Okay, How Important Is Speaker Break In? (Dynaudio Contour 60i)


I have been running 25+ year old B&W Matrix 803 S2 speakers in my 2-channel system for about 15 years, and I finally treated myself to new speakers.  Mock me for buying based on research alone, but I got a really good deal and just unpacked my beautiful Dynaudio Contour 60i's.  The Dyn's are not broken in, just starting to play around with different songs, but I am expecting an improvement out of the box, and not getting it.  They are no more revealing, and slightly harder and more jangley in the mids and highs.  The bass is of course much better with the big Dyns, but the B&Ws with the Dyn Sub6 subwoofer I was running were better.  I have very good equipment so it is not a matter of driving bigger speakers (ARC Ref preamp and Bryston 7bSST2 monoblocks).  Unless speakers get A LOT better with break in, I thinking these Dyns may be converted back into cash.   Thoughts? Thanks.
mathiasmingus

Showing 1 response by glissando

It’s always entertaining to read this type of discussion here. So many adamant opinions. Many of which are completely subjective.

Speaker break in is real, as you’ve discovered.

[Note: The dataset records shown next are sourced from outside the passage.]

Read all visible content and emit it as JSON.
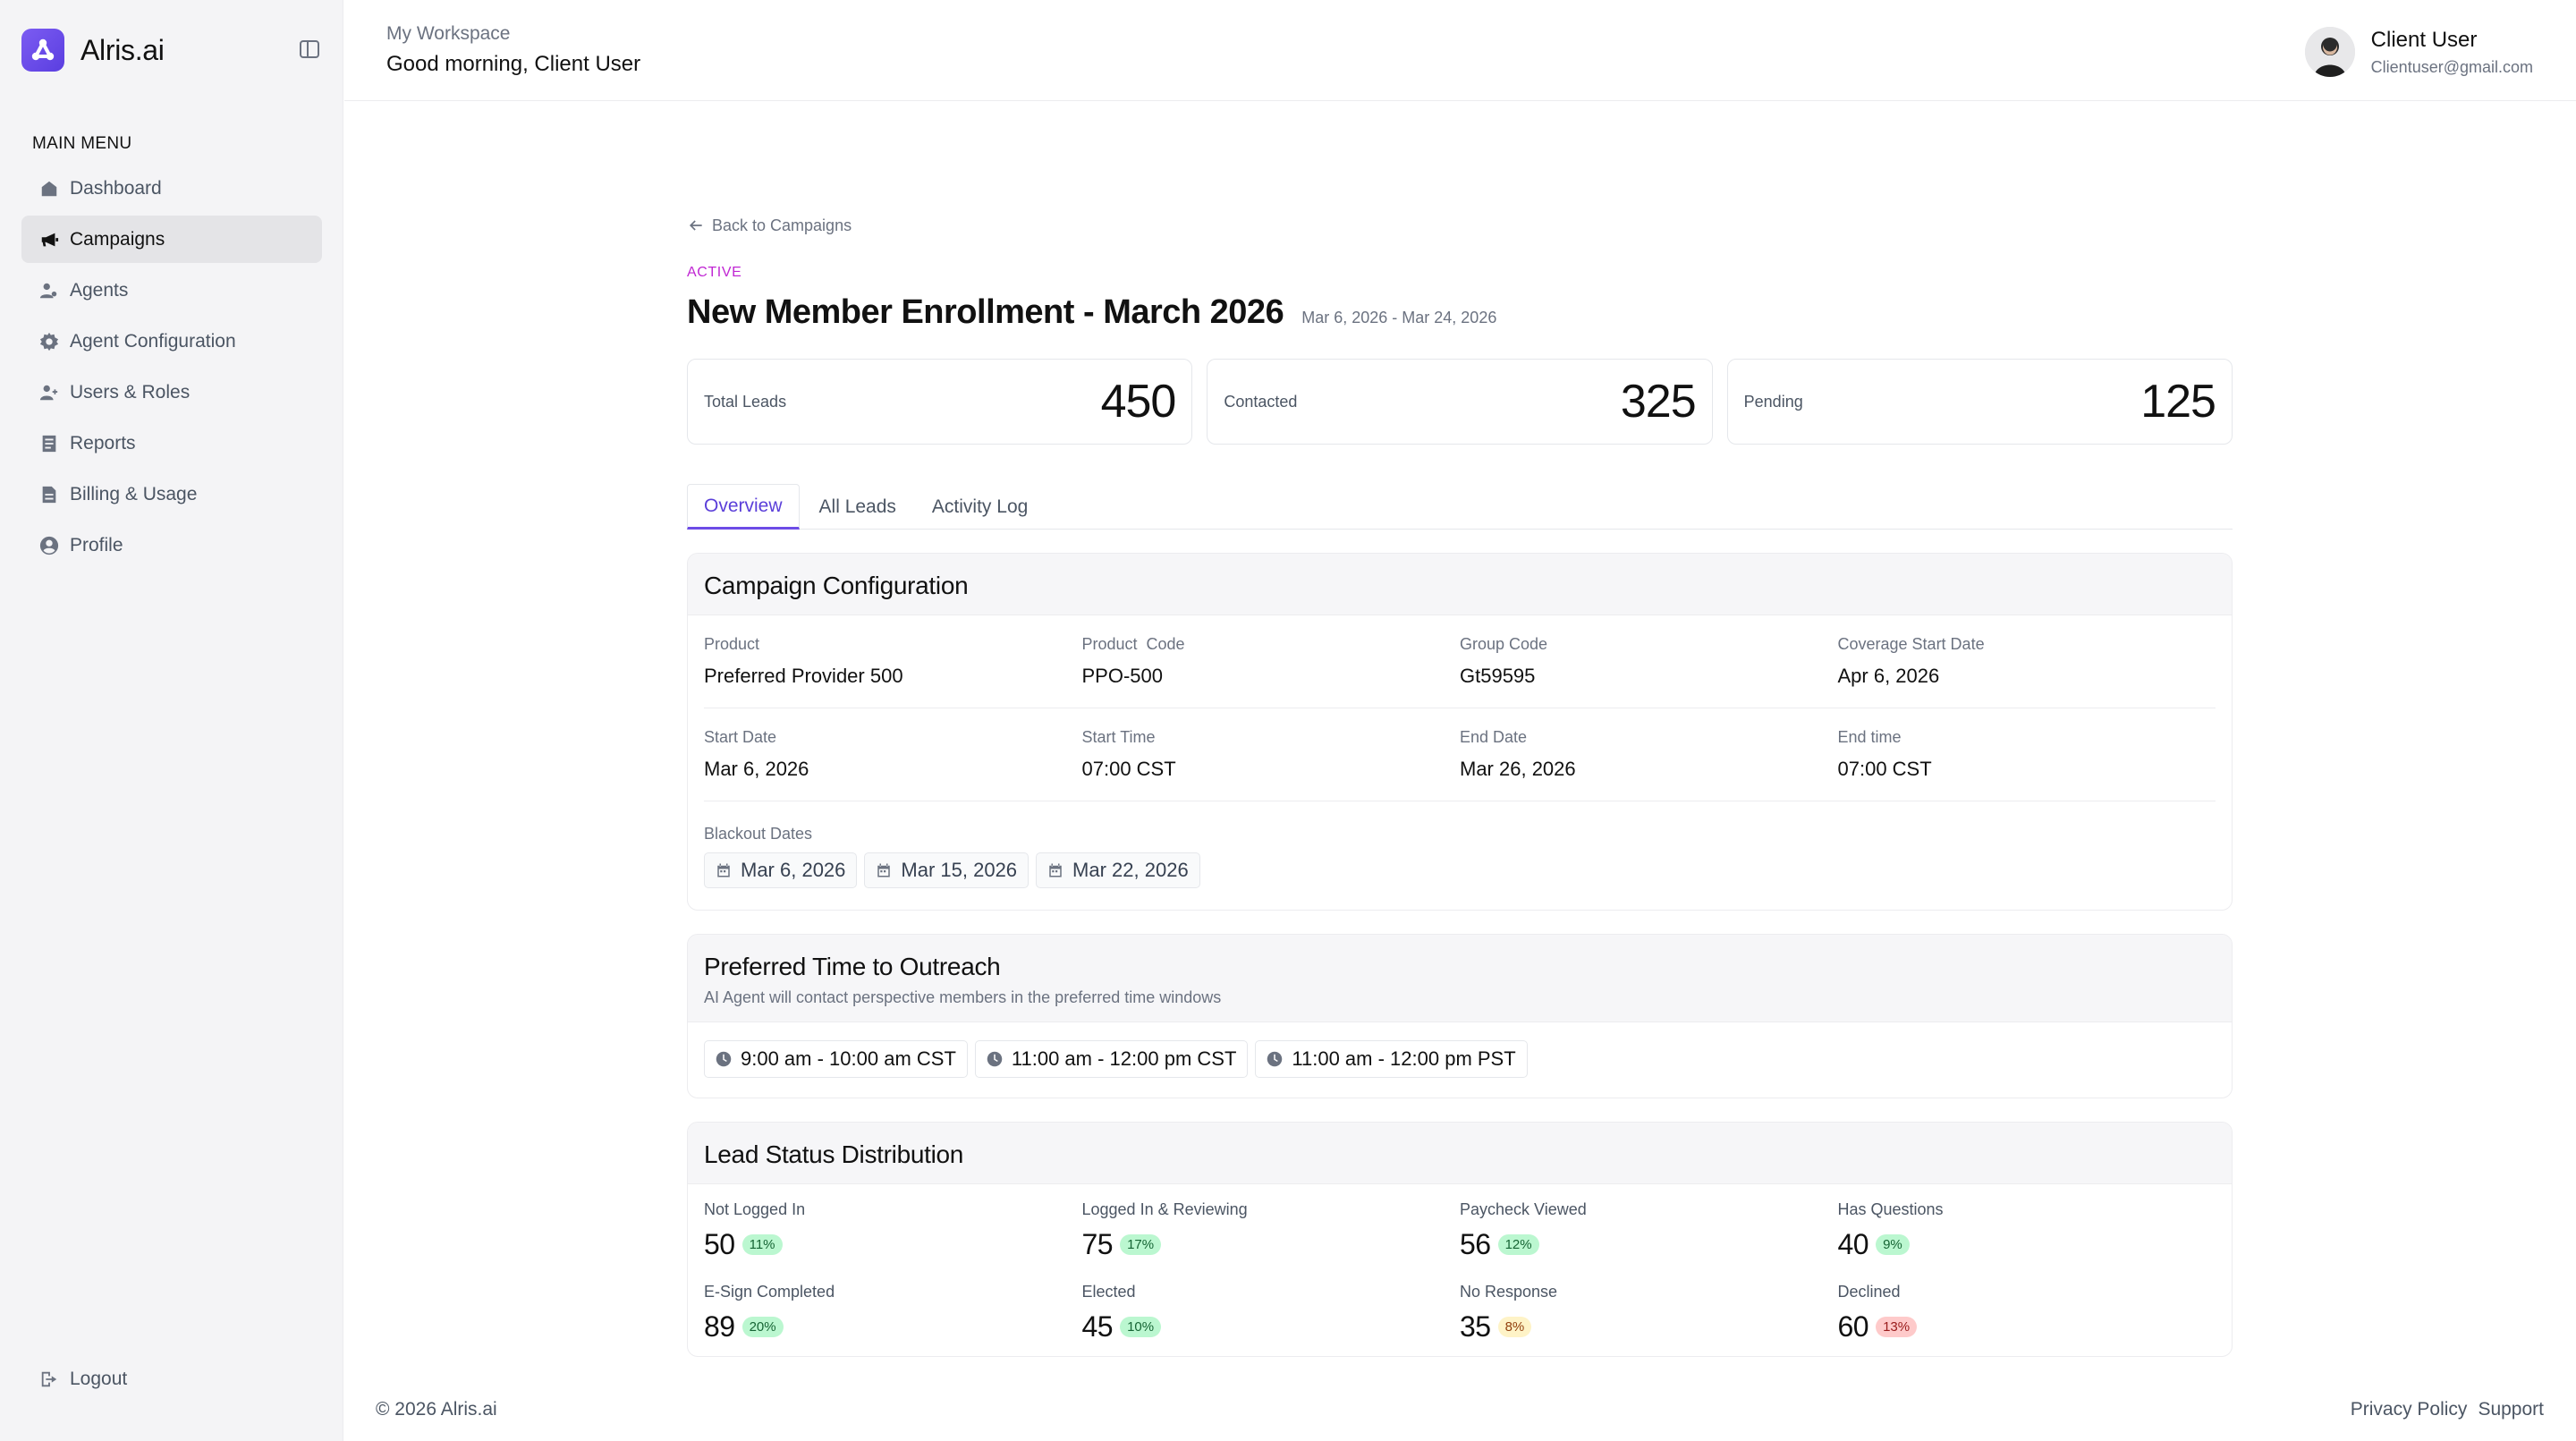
{
  "brand": {
    "name": "Alris.ai",
    "logo_icon": "triangle-dots-icon",
    "accent": "#6d4ce6"
  },
  "sidebar": {
    "menu_title": "MAIN MENU",
    "items": [
      {
        "label": "Dashboard",
        "icon": "home-icon"
      },
      {
        "label": "Campaigns",
        "icon": "megaphone-icon",
        "active": true
      },
      {
        "label": "Agents",
        "icon": "agents-icon"
      },
      {
        "label": "Agent Configuration",
        "icon": "gear-icon"
      },
      {
        "label": "Users & Roles",
        "icon": "users-icon"
      },
      {
        "label": "Reports",
        "icon": "report-icon"
      },
      {
        "label": "Billing & Usage",
        "icon": "billing-icon"
      },
      {
        "label": "Profile",
        "icon": "profile-icon"
      }
    ],
    "logout": "Logout"
  },
  "header": {
    "workspace": "My Workspace",
    "greeting": "Good morning, Client User",
    "user_name": "Client User",
    "user_email": "Clientuser@gmail.com"
  },
  "campaign": {
    "back": "Back to Campaigns",
    "status": "ACTIVE",
    "title": "New Member Enrollment - March 2026",
    "date_range": "Mar 6, 2026 - Mar 24, 2026",
    "stats": [
      {
        "label": "Total Leads",
        "value": "450"
      },
      {
        "label": "Contacted",
        "value": "325"
      },
      {
        "label": "Pending",
        "value": "125"
      }
    ],
    "tabs": [
      {
        "label": "Overview",
        "active": true
      },
      {
        "label": "All Leads"
      },
      {
        "label": "Activity Log"
      }
    ]
  },
  "config": {
    "title": "Campaign Configuration",
    "rows": [
      [
        {
          "label": "Product",
          "value": "Preferred Provider 500"
        },
        {
          "label": "Product  Code",
          "value": "PPO-500"
        },
        {
          "label": "Group Code",
          "value": "Gt59595"
        },
        {
          "label": "Coverage Start Date",
          "value": "Apr 6, 2026"
        }
      ],
      [
        {
          "label": "Start Date",
          "value": "Mar 6, 2026"
        },
        {
          "label": "Start Time",
          "value": "07:00 CST"
        },
        {
          "label": "End Date",
          "value": "Mar 26, 2026"
        },
        {
          "label": "End time",
          "value": "07:00 CST"
        }
      ]
    ],
    "blackout_label": "Blackout Dates",
    "blackout_dates": [
      "Mar 6, 2026",
      "Mar 15, 2026",
      "Mar 22, 2026"
    ]
  },
  "outreach": {
    "title": "Preferred Time to Outreach",
    "subtitle": "AI Agent will contact perspective members in the preferred time windows",
    "slots": [
      "9:00 am - 10:00 am CST",
      "11:00 am - 12:00 pm CST",
      "11:00 am - 12:00 pm PST"
    ]
  },
  "distribution": {
    "title": "Lead Status Distribution",
    "items": [
      {
        "label": "Not Logged In",
        "value": "50",
        "pct": "11%",
        "tone": "green"
      },
      {
        "label": "Logged In & Reviewing",
        "value": "75",
        "pct": "17%",
        "tone": "green"
      },
      {
        "label": "Paycheck Viewed",
        "value": "56",
        "pct": "12%",
        "tone": "green"
      },
      {
        "label": "Has Questions",
        "value": "40",
        "pct": "9%",
        "tone": "green"
      },
      {
        "label": "E-Sign Completed",
        "value": "89",
        "pct": "20%",
        "tone": "green"
      },
      {
        "label": "Elected",
        "value": "45",
        "pct": "10%",
        "tone": "green"
      },
      {
        "label": "No Response",
        "value": "35",
        "pct": "8%",
        "tone": "yellow"
      },
      {
        "label": "Declined",
        "value": "60",
        "pct": "13%",
        "tone": "red"
      }
    ]
  },
  "footer": {
    "copyright": "© 2026 Alris.ai",
    "privacy": "Privacy Policy",
    "support": "Support"
  }
}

So nobody has even asked if you ever had the B&W’s serviced. The capacitors in the crossovers of any speaker that age are most likely not close to spec and have skewed which driver is delivering which frequencies. Since this can happen slowly your ears may adjust and you never recognize it.
  
But hey, with nearly 30 years of experience as an audio engineer what would I know.

I’m breaking in new PMC monitors now. The company states 50 hours minimum, but that’s because they partially break them in before shipping. The change in the first 20 hours I’ve had them has been significant.